We’ve all been trying to find our roles since our family compass, my mom, disappeared. She was diagnosed with pancreatic cancer in late summer 2000, and by Thanksgiving, she was gone, leaving a hole that can never be filled. While we’ve mostly found our own ways to cope, the pain of that loss is still hard, especially around the holidays. For a long time our family seemed broken. Our hearts were split open, and we didn’t know how to cope with the huge void left by my mom’s death. Instead of sharing our grief and helping each other, we all retreated into our own lives and problems.

I had several difficult years after her death. I got divorced and then found comfort in a bad relationship. But with that breakup and a subsequent move across the country, my life calmed down. I fell in love again and had a child of my own. My older brother stifled his emotions and worked in New York restaurants for nearly 15 years before meeting his wife, having two kids and moving upstate like many of his Brooklyn peers. Our younger brother drank too much and sank to some scary places before finally getting sober about three years ago. Now he works in film, loves his four-legged children, and has settled into the role of “funcle.” 
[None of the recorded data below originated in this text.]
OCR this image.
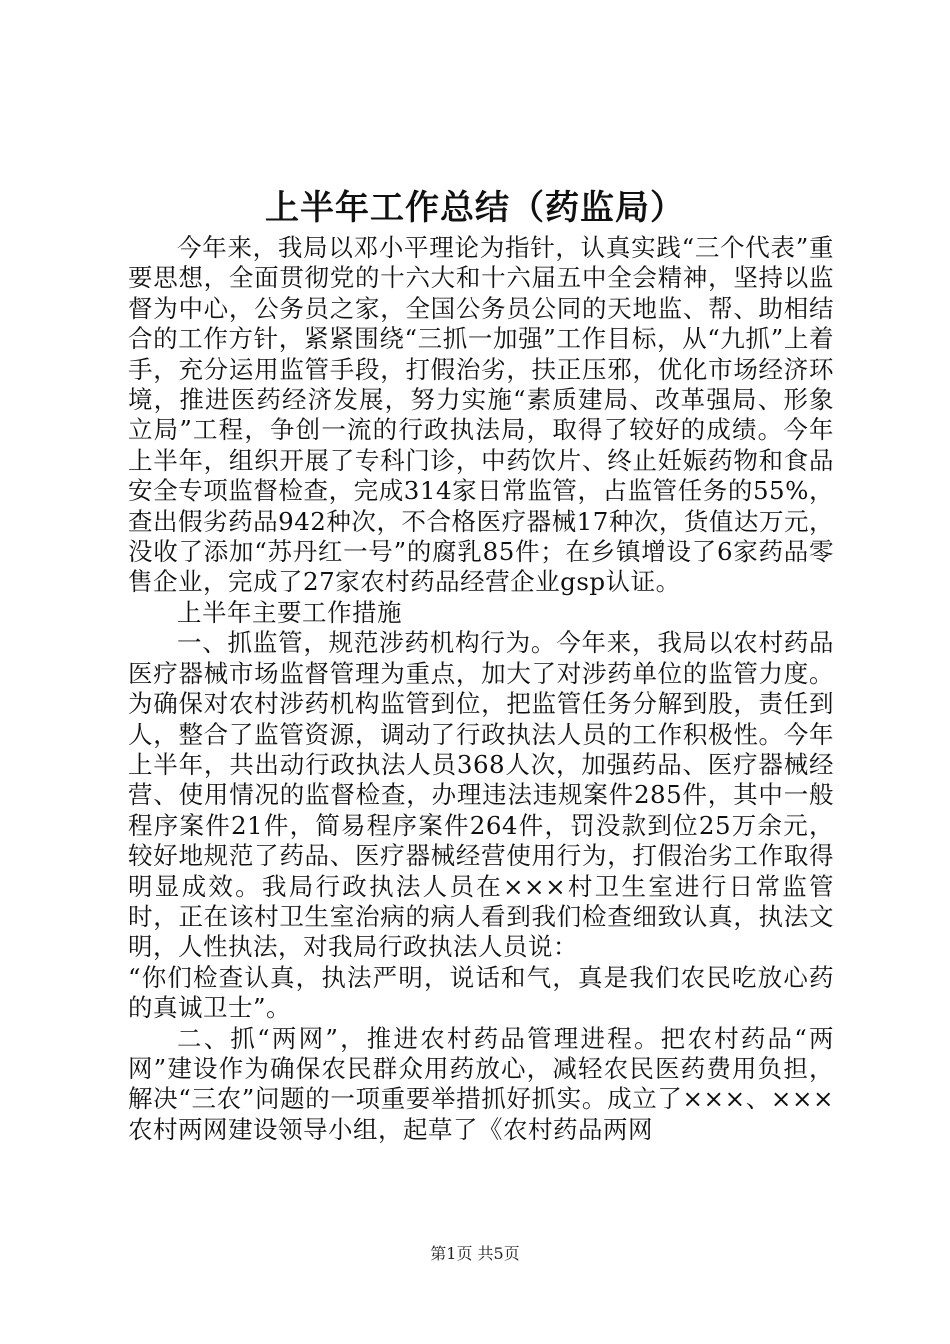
上半年工作总结（药监局）

今年来，我局以邓小平理论为指针，认真实践“三个代表”重要思想，全面贯彻党的十六大和十六届五中全会精神，坚持以监督为中心，公务员之家，全国公务员公同的天地监、帮、助相结合的工作方针，紧紧围绕“三抓一加强”工作目标，从“九抓”上着手，充分运用监管手段，打假治劣，扶正压邪，优化市场经济环境，推进医药经济发展，努力实施“素质建局、改革强局、形象立局”工程，争创一流的行政执法局，取得了较好的成绩。今年上半年，组织开展了专科门诊，中药饮片、终止妊娠药物和食品安全专项监督检查，完成314家日常监管，占监管任务的55%，查出假劣药品942种次，不合格医疗器械17种次，货值达万元，没收了添加“苏丹红一号”的腐乳85件；在乡镇增设了6家药品零售企业，完成了27家农村药品经营企业gsp认证。

上半年主要工作措施

一、抓监管，规范涉药机构行为。今年来，我局以农村药品医疗器械市场监督管理为重点，加大了对涉药单位的监管力度。为确保对农村涉药机构监管到位，把监管任务分解到股，责任到人，整合了监管资源，调动了行政执法人员的工作积极性。今年上半年，共出动行政执法人员368人次，加强药品、医疗器械经营、使用情况的监督检查，办理违法违规案件285件，其中一般程序案件21件，简易程序案件264件，罚没款到位25万余元，较好地规范了药品、医疗器械经营使用行为，打假治劣工作取得明显成效。我局行政执法人员在×××村卫生室进行日常监管时，正在该村卫生室治病的病人看到我们检查细致认真，执法文明，人性执法，对我局行政执法人员说：

“你们检查认真，执法严明，说话和气，真是我们农民吃放心药的真诚卫士”。

二、抓“两网”，推进农村药品管理进程。把农村药品“两网”建设作为确保农民群众用药放心，减轻农民医药费用负担，解决“三农”问题的一项重要举措抓好抓实。成立了×××、×××农村两网建设领导小组，起草了《农村药品两网

第1页 共5页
Our mom, who came from a family of good Italian cooks, always did all the holiday cooking herself. Admittedly, we took it for granted. I ruined our first Thanksgiving meal at home without her because I had never cooked a turkey and tried to make cauliflower mashed potatoes, which everyone agreed were terrible. When I met and moved in with my (now) husband, I started cooking more, and I slowly gained the confidence to tackle Thanksgiving and Christmas dinners for my family. But now that my brother cooks, some of the load is lessened, and I can enjoy myself more. He’s really good with meat, and my strength is dessert, so we can share responsibilities and help each other.

This Thanksgiving, I will make the pies and help with the cleanup. I’ll be a good house guest and try to find common ground with my sister-in-law. But we won’t talk about our mom. That’s still too difficult. Instead, we’ll do what she taught us to do: We’ll sit around the table eating good food that we’ve prepared, and we’ll learn how to be a family again.